Par contre, des tâches plus simples comme l’application d’algorithmes, la restitution d’information,
montrent des taux de réussite égaux ou légèrement supérieurs pour les apprentissages individuels.
Une autre étude a fait apparaître, à travers un dispositif avec deux groupes engagés dans une tâche
coopérative complexe, que la performance de l’apprentissage est inférieure si les points de vue
opposés ne peuvent être confrontés et débattus à l’aide d’arguments et de contre-arguments.
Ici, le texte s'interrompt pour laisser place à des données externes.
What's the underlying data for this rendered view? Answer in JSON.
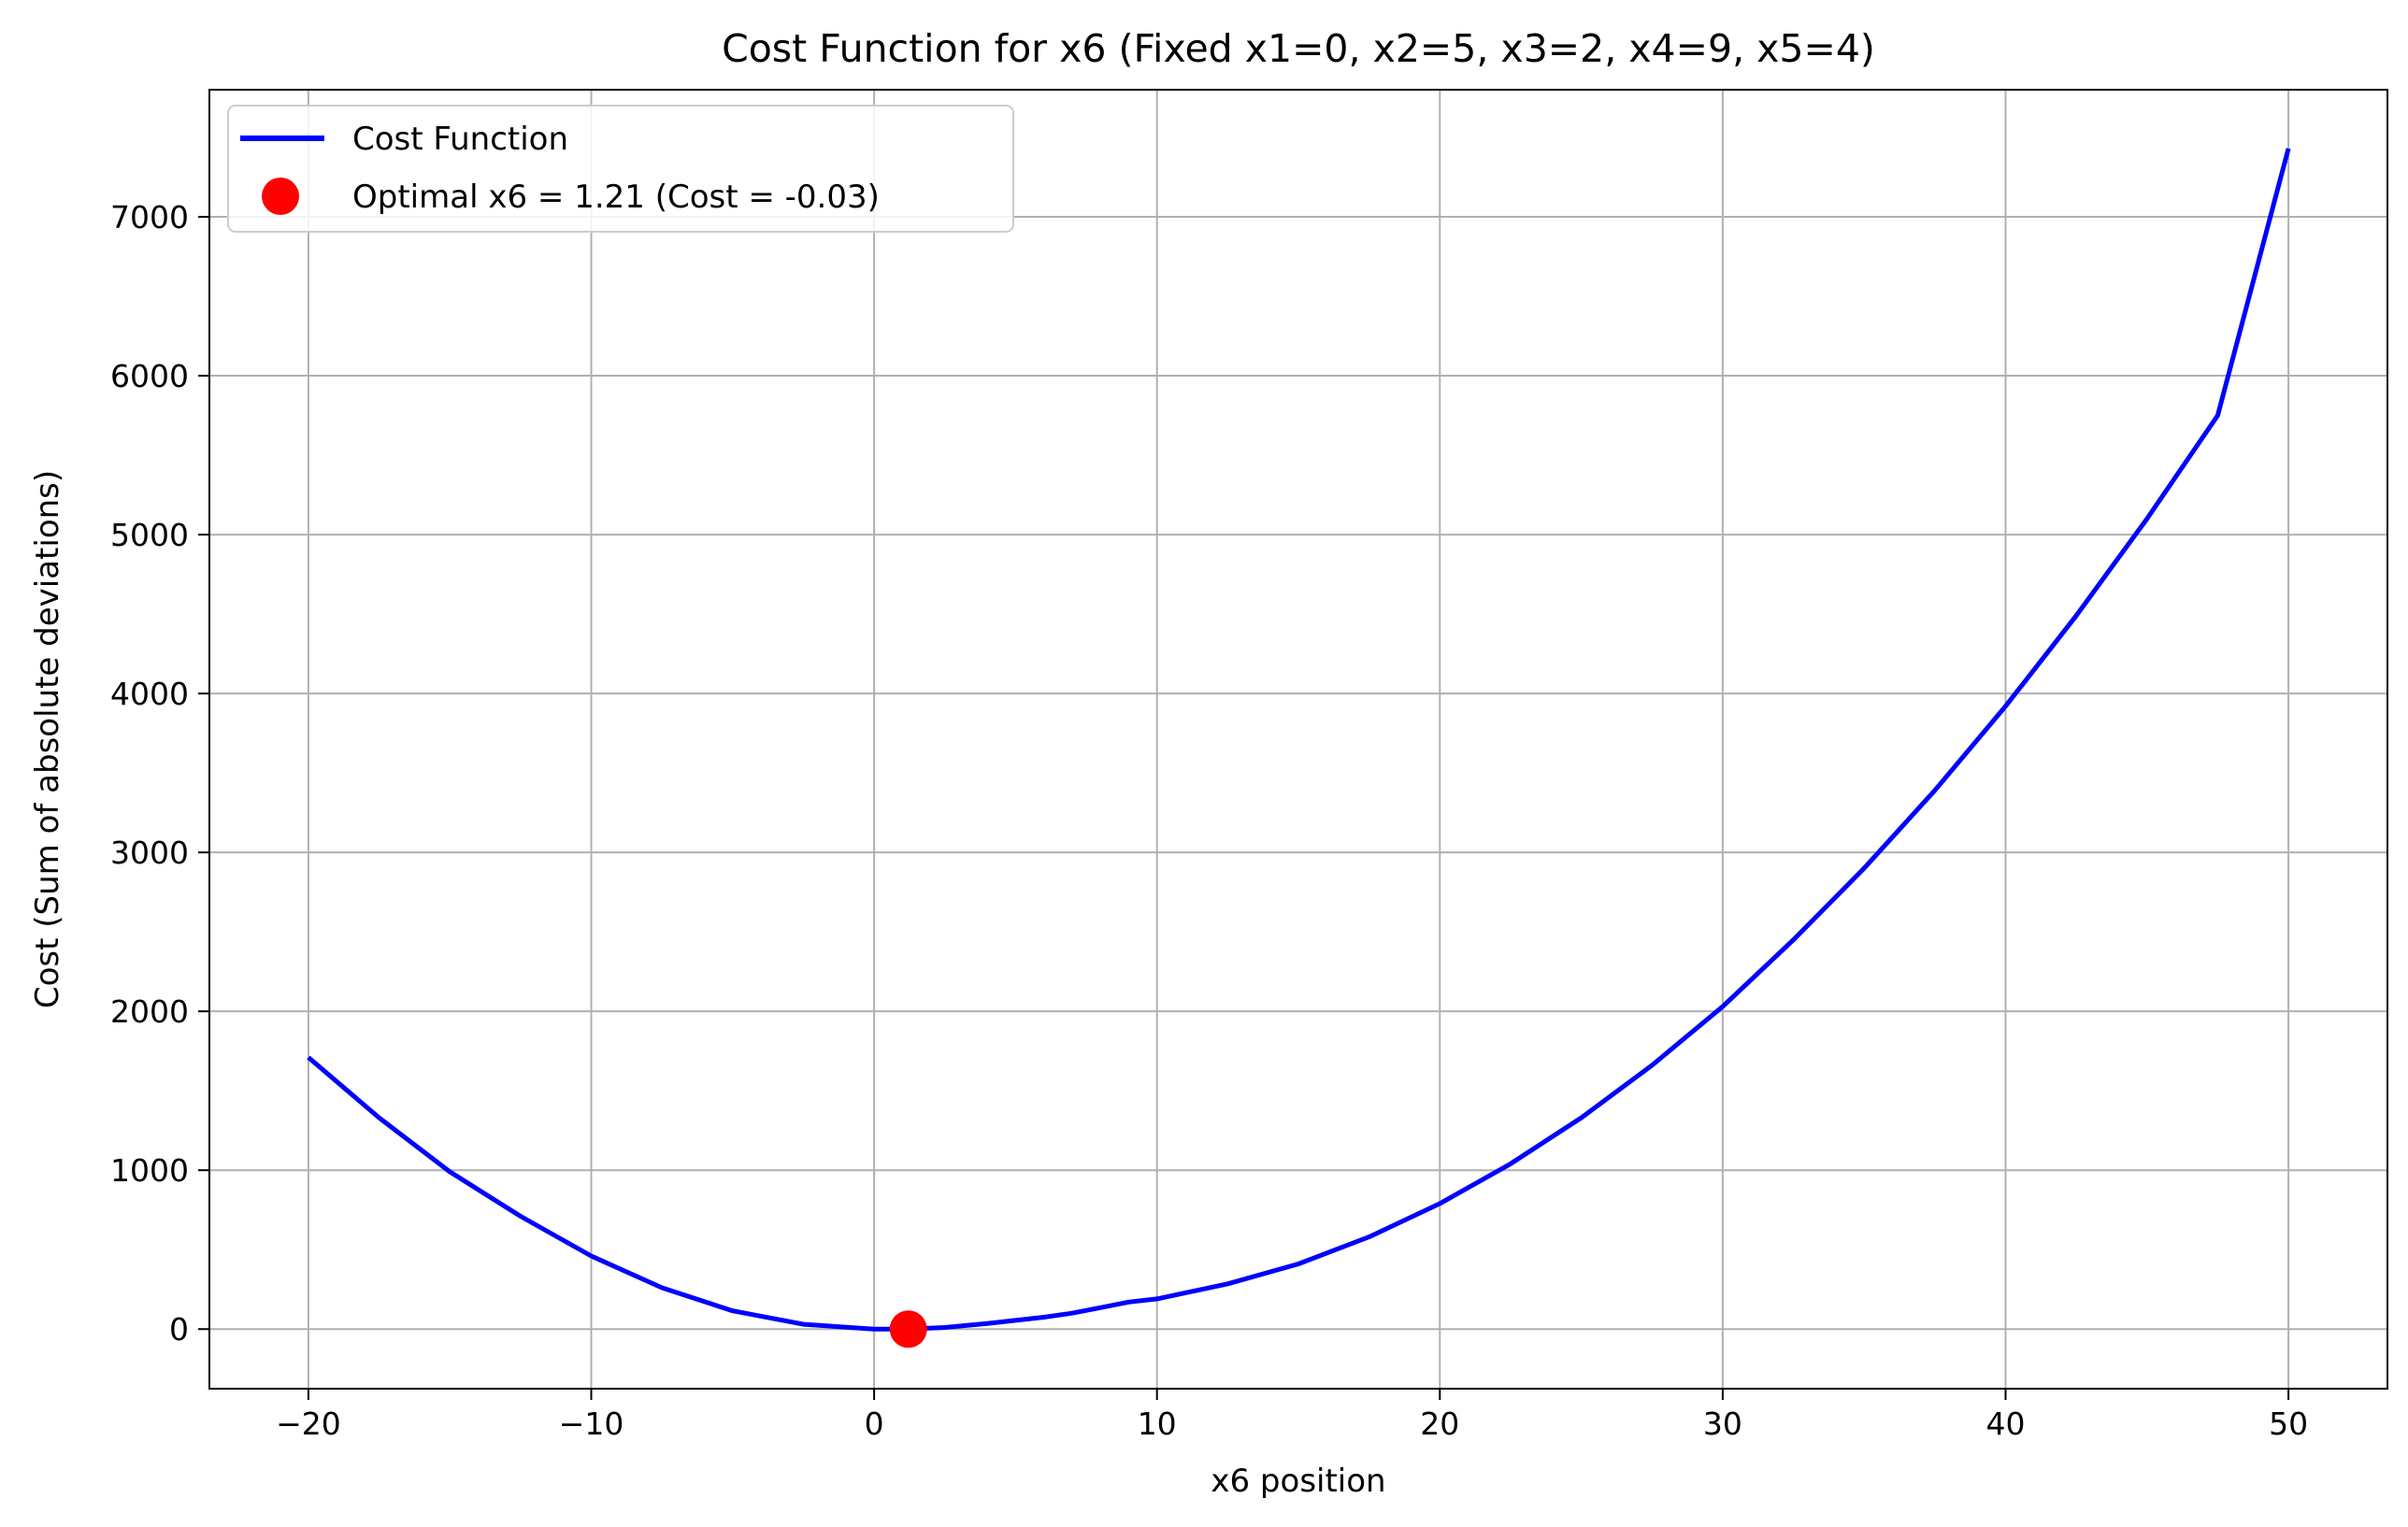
{
  "chart_data": {
    "type": "line",
    "title": "Cost Function for x6 (Fixed x1=0, x2=5, x3=2, x4=9, x5=4)",
    "xlabel": "x6 position",
    "ylabel": "Cost (Sum of absolute deviations)",
    "xlim": [
      -23.5,
      53.5
    ],
    "ylim": [
      -375,
      7800
    ],
    "xticks": [
      -20,
      -10,
      0,
      10,
      20,
      30,
      40,
      50
    ],
    "xtick_labels": [
      "−20",
      "−10",
      "0",
      "10",
      "20",
      "30",
      "40",
      "50"
    ],
    "yticks": [
      0,
      1000,
      2000,
      3000,
      4000,
      5000,
      6000,
      7000
    ],
    "ytick_labels": [
      "0",
      "1000",
      "2000",
      "3000",
      "4000",
      "5000",
      "6000",
      "7000"
    ],
    "grid": true,
    "legend_position": "top-left",
    "series": [
      {
        "name": "Cost Function",
        "kind": "line",
        "color": "#0000ff",
        "x": [
          -20,
          -17.5,
          -15,
          -12.5,
          -10,
          -7.5,
          -5,
          -2.5,
          0,
          1.21,
          2.5,
          4,
          5,
          6,
          7,
          8,
          9,
          10,
          12.5,
          15,
          17.5,
          20,
          22.5,
          25,
          27.5,
          30,
          32.5,
          35,
          37.5,
          40,
          42.5,
          45,
          47.5,
          50
        ],
        "values": [
          1710,
          1330,
          990,
          710,
          460,
          260,
          115,
          30,
          0,
          -0.03,
          10,
          35,
          55,
          75,
          100,
          135,
          170,
          190,
          285,
          410,
          580,
          790,
          1040,
          1330,
          1660,
          2030,
          2450,
          2900,
          3390,
          3920,
          4490,
          5100,
          5750,
          7430
        ]
      },
      {
        "name": "Optimal x6 = 1.21 (Cost = -0.03)",
        "kind": "scatter",
        "color": "#ff0000",
        "x": [
          1.21
        ],
        "values": [
          -0.03
        ]
      }
    ]
  }
}
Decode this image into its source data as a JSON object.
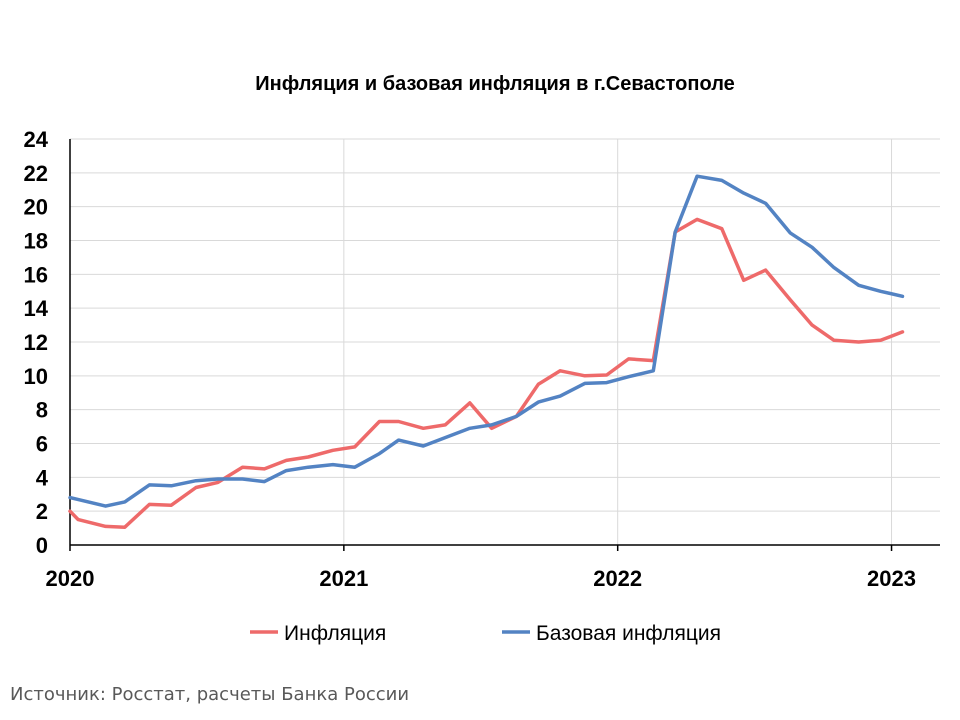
{
  "chart_data": {
    "type": "line",
    "title": "Инфляция и базовая инфляция в г.Севастополе",
    "xlabel": "",
    "ylabel": "",
    "ylim": [
      0,
      24
    ],
    "yticks": [
      0,
      2,
      4,
      6,
      8,
      10,
      12,
      14,
      16,
      18,
      20,
      22,
      24
    ],
    "xlim": [
      2020.0,
      2023.25
    ],
    "xticks": [
      {
        "value": 2020,
        "label": "2020"
      },
      {
        "value": 2021,
        "label": "2021"
      },
      {
        "value": 2022,
        "label": "2022"
      },
      {
        "value": 2023,
        "label": "2023"
      }
    ],
    "grid": true,
    "legend_position": "bottom",
    "series": [
      {
        "name": "Инфляция",
        "color": "#ee6a6a",
        "x": [
          2020.0,
          2020.03,
          2020.13,
          2020.2,
          2020.29,
          2020.37,
          2020.46,
          2020.54,
          2020.63,
          2020.71,
          2020.79,
          2020.87,
          2020.96,
          2021.04,
          2021.13,
          2021.2,
          2021.29,
          2021.37,
          2021.46,
          2021.54,
          2021.63,
          2021.71,
          2021.79,
          2021.88,
          2021.96,
          2022.04,
          2022.13,
          2022.21,
          2022.29,
          2022.38,
          2022.46,
          2022.54,
          2022.63,
          2022.71,
          2022.79,
          2022.88,
          2022.96,
          2023.04
        ],
        "values": [
          2.0,
          1.5,
          1.1,
          1.05,
          2.4,
          2.35,
          3.4,
          3.7,
          4.6,
          4.5,
          5.0,
          5.2,
          5.6,
          5.8,
          7.3,
          7.3,
          6.9,
          7.1,
          8.4,
          6.9,
          7.6,
          9.5,
          10.3,
          10.0,
          10.05,
          11.0,
          10.9,
          18.5,
          19.25,
          18.7,
          15.65,
          16.25,
          14.5,
          13.0,
          12.1,
          12.0,
          12.1,
          12.6
        ]
      },
      {
        "name": "Базовая инфляция",
        "color": "#5383c3",
        "x": [
          2020.0,
          2020.13,
          2020.2,
          2020.29,
          2020.37,
          2020.46,
          2020.54,
          2020.63,
          2020.71,
          2020.79,
          2020.87,
          2020.96,
          2021.04,
          2021.13,
          2021.2,
          2021.29,
          2021.37,
          2021.46,
          2021.54,
          2021.63,
          2021.71,
          2021.79,
          2021.88,
          2021.96,
          2022.04,
          2022.13,
          2022.21,
          2022.29,
          2022.38,
          2022.46,
          2022.54,
          2022.63,
          2022.71,
          2022.79,
          2022.88,
          2022.96,
          2023.04
        ],
        "values": [
          2.8,
          2.3,
          2.55,
          3.55,
          3.5,
          3.8,
          3.9,
          3.9,
          3.75,
          4.4,
          4.6,
          4.75,
          4.6,
          5.4,
          6.2,
          5.85,
          6.35,
          6.9,
          7.1,
          7.6,
          8.45,
          8.8,
          9.55,
          9.6,
          9.95,
          10.3,
          18.5,
          21.8,
          21.55,
          20.8,
          20.2,
          18.45,
          17.6,
          16.4,
          15.35,
          15.0,
          14.7
        ]
      }
    ]
  },
  "footer": {
    "source": "Источник: Росстат, расчеты Банка России"
  }
}
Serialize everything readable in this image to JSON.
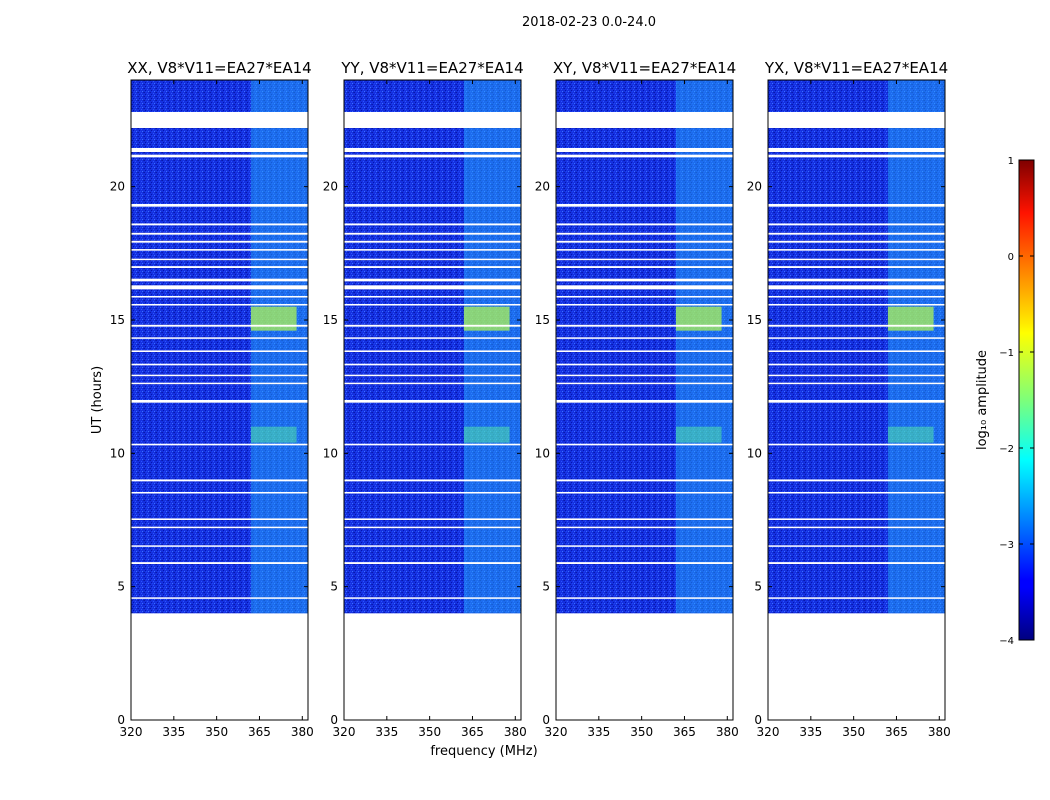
{
  "suptitle": "2018-02-23 0.0-24.0",
  "chart_data": [
    {
      "type": "heatmap",
      "title": "XX, V8*V11=EA27*EA14",
      "xlabel": "",
      "ylabel": "UT (hours)",
      "xlim": [
        320,
        382
      ],
      "ylim": [
        0,
        24
      ],
      "xticks": [
        320,
        335,
        350,
        365,
        380
      ],
      "yticks": [
        0,
        5,
        10,
        15,
        20
      ]
    },
    {
      "type": "heatmap",
      "title": "YY, V8*V11=EA27*EA14",
      "xlabel": "frequency (MHz)",
      "ylabel": "",
      "xlim": [
        320,
        382
      ],
      "ylim": [
        0,
        24
      ],
      "xticks": [
        320,
        335,
        350,
        365,
        380
      ],
      "yticks": [
        0,
        5,
        10,
        15,
        20
      ]
    },
    {
      "type": "heatmap",
      "title": "XY, V8*V11=EA27*EA14",
      "xlabel": "",
      "ylabel": "",
      "xlim": [
        320,
        382
      ],
      "ylim": [
        0,
        24
      ],
      "xticks": [
        320,
        335,
        350,
        365,
        380
      ],
      "yticks": [
        0,
        5,
        10,
        15,
        20
      ]
    },
    {
      "type": "heatmap",
      "title": "YX, V8*V11=EA27*EA14",
      "xlabel": "",
      "ylabel": "",
      "xlim": [
        320,
        382
      ],
      "ylim": [
        0,
        24
      ],
      "xticks": [
        320,
        335,
        350,
        365,
        380
      ],
      "yticks": [
        0,
        5,
        10,
        15,
        20
      ]
    }
  ],
  "data_extent": {
    "t_start": 4.0,
    "t_end": 24.0
  },
  "gaps_hours": [
    [
      22.2,
      22.8
    ],
    [
      21.3,
      21.45
    ],
    [
      21.1,
      21.2
    ],
    [
      19.25,
      19.35
    ],
    [
      18.55,
      18.62
    ],
    [
      18.2,
      18.27
    ],
    [
      17.9,
      17.97
    ],
    [
      17.6,
      17.66
    ],
    [
      17.25,
      17.3
    ],
    [
      16.95,
      17.02
    ],
    [
      16.45,
      16.55
    ],
    [
      16.15,
      16.3
    ],
    [
      15.85,
      15.9
    ],
    [
      15.55,
      15.6
    ],
    [
      14.75,
      14.82
    ],
    [
      14.3,
      14.35
    ],
    [
      13.8,
      13.86
    ],
    [
      13.3,
      13.36
    ],
    [
      12.9,
      12.95
    ],
    [
      12.6,
      12.65
    ],
    [
      11.9,
      12.0
    ],
    [
      10.3,
      10.36
    ],
    [
      8.95,
      9.02
    ],
    [
      8.5,
      8.55
    ],
    [
      7.5,
      7.56
    ],
    [
      7.2,
      7.25
    ],
    [
      6.5,
      6.55
    ],
    [
      5.85,
      5.92
    ],
    [
      4.55,
      4.6
    ]
  ],
  "bright_band_mhz": [
    362,
    382
  ],
  "colorbar": {
    "label": "log₁₀ amplitude",
    "min": -4,
    "max": 1,
    "ticks": [
      1,
      0,
      -1,
      -2,
      -3,
      -4
    ]
  }
}
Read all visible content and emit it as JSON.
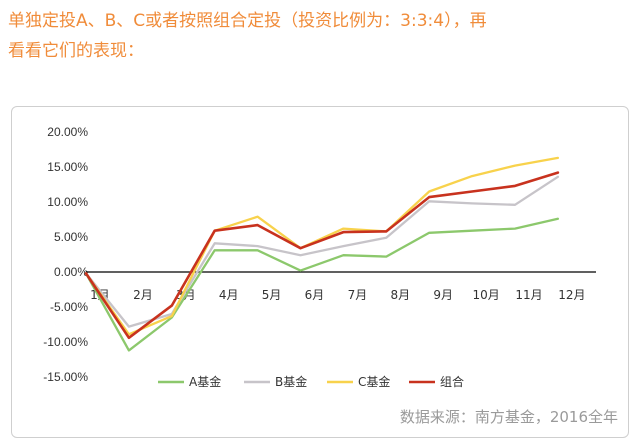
{
  "intro": {
    "line1": "单独定投A、B、C或者按照组合定投（投资比例为：3:3:4），再",
    "line2": "看看它们的表现："
  },
  "source_note": "数据来源：南方基金，2016全年",
  "colors": {
    "intro_text": "#f08c3a",
    "A基金": "#8cc86c",
    "B基金": "#c7c4c9",
    "C基金": "#f8d24c",
    "组合": "#c8321e",
    "axis": "#000000"
  },
  "chart_data": {
    "type": "line",
    "categories": [
      "1月",
      "2月",
      "3月",
      "4月",
      "5月",
      "6月",
      "7月",
      "8月",
      "9月",
      "10月",
      "11月",
      "12月"
    ],
    "series": [
      {
        "name": "A基金",
        "values": [
          -0.2,
          -11.2,
          -6.5,
          3.1,
          3.1,
          0.2,
          2.4,
          2.2,
          5.6,
          5.9,
          6.2,
          7.6
        ]
      },
      {
        "name": "B基金",
        "values": [
          -0.2,
          -7.8,
          -6.0,
          4.1,
          3.7,
          2.4,
          3.7,
          4.9,
          10.1,
          9.8,
          9.6,
          13.6
        ]
      },
      {
        "name": "C基金",
        "values": [
          -0.2,
          -8.9,
          -6.3,
          5.9,
          7.9,
          3.4,
          6.2,
          5.8,
          11.5,
          13.7,
          15.2,
          16.3
        ]
      },
      {
        "name": "组合",
        "values": [
          -0.2,
          -9.4,
          -4.8,
          5.9,
          6.7,
          3.4,
          5.7,
          5.8,
          10.7,
          11.5,
          12.3,
          14.2
        ]
      }
    ],
    "y_ticks": [
      "20.00%",
      "15.00%",
      "10.00%",
      "5.00%",
      "0.00%",
      "-5.00%",
      "-10.00%",
      "-15.00%"
    ],
    "ylim": [
      -15,
      20
    ],
    "grid": false,
    "legend_position": "bottom"
  }
}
Au niveau de la formation, il est donc essentiel de proposer le recours aux interactions coopératives
en les structurant, en favorisant la gestion constructive des conflits socio-cognitifs. Dès lors, même
dans les situations d'apprentissage coopératif, le rôle du formateur reste fondamental, à la fois pour
le choix des tâches proposées et la gestion des échanges dans l'exercice de cette tâche.
3.4.5 Du conflit socio-cognitif à la confrontation coopérative
Le sujet souhaitant se coordonner avec les autres, est amené à se décentrer lors du conflit entre
points de vue. Ce conflit produit une restructuration cognitive révélée par l’expérimentation. Les
dispositifs ont été mis en place avec des enfants, mais les conclusions sont tout à fait transposables
aux adultes. Dans la « cinquième discipline », Peter Senge met en évidence ce phénomène entre
chercheurs physiciens, de même qu’Aumont et Mesnier en 1992. Selon ces auteurs, l’hétérogénéité
du groupe présente des centrations différentes qui peuvent constituer des conditions privilégiées
d’apprentissage. L’accentuation des points de vue permet d’éviter de fuir sans que l’un des
protagonistes ait le sentiment d’être dominé. L’incompatibilité des réponses est beaucoup plus
difficile à ignorer que dans le cas des conflits interindividuels. Lorsque l’apprenant sort de la
situation conflictuelle par acceptation complaisante de la réponse de l’enseignant, il y a peu de
chance qu’il y ait apprentissage, au sens d’un réaménagement des conceptions (accommodation et
équilibration).
Etienne Bourgeois présente l’apprentissage comme résultante d’une nécessaire confrontation à
l’altérité : « L'apprentissage a ceci de paradoxal qu'il est un acte éminemment individuel, intime, mais qu'en même
temps, cet acte s'inscrit nécessairement dans une relation -ou plus précisément, une interaction à autrui.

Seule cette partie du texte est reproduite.